By assigning the documents or categories within the menu item in effect this makes the menu item the category reducing natural categories to sub-categories.

This is again a pain more if your moving from one system to another but admittedly once you get used to this method it doesn't feel any superior in terms of administration (or at least for me) but you do grow to appreciate the flexibility it does allow you at the same time.

Another small but somewhat pesky annoyance is the menu items which from time to time just tend to no longer function, this is one i have not yet managed to nail down where it comes from or why it happens or if indeed it does expand beyond just my own environment.

Research suggests its just one of those things that 'happens' 90% of the time you will notice it prior to your members noticing it but it can be a pain. It also only seems to effect 3PD items and as yet has not caused my any huge issues, however it is the one thing that has followed me from 1.0.x to 1.5.x.

The last thing that bugs me about Joomla! is the lack of auto saving while writing a document, lets be honest how many times have you spent writing a mid-long document then when you come to save it it seems your admin session has timed out and because you have as yet not applied or saved your changes they are all gone ?

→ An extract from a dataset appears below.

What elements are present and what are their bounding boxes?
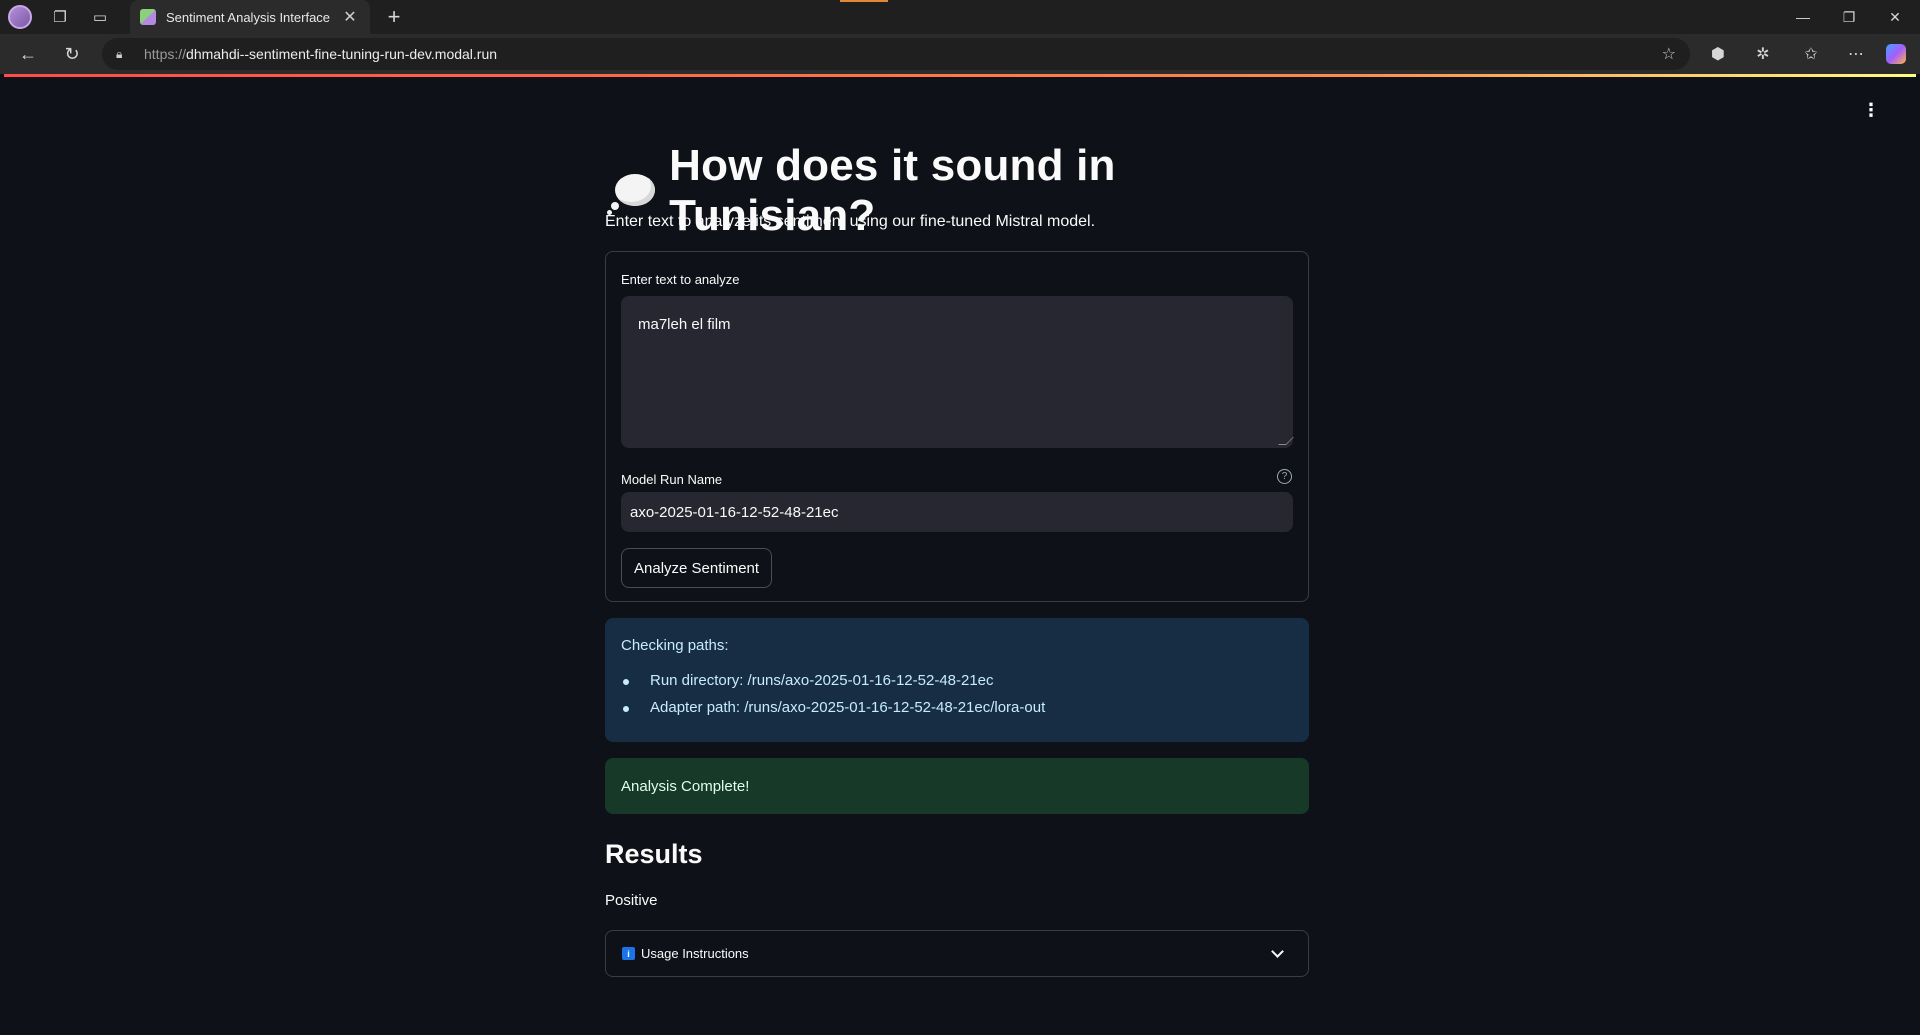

I know one person whom will be reading this post whom will indeed be nodding her head in agreement with this assessment, as it happens to have hit her a few times. While i agree hitting the apply button every so minutes and continuing with your document is no big deal there is often i find myself 'in the zone' so i just don't take the measures to save what I'm working on within the editor and then i have to start all over again which often leads to mass coffee consumption to get over the annoyance.

Well that's the end of this post, please feel free to share your annoyances about Joomla!.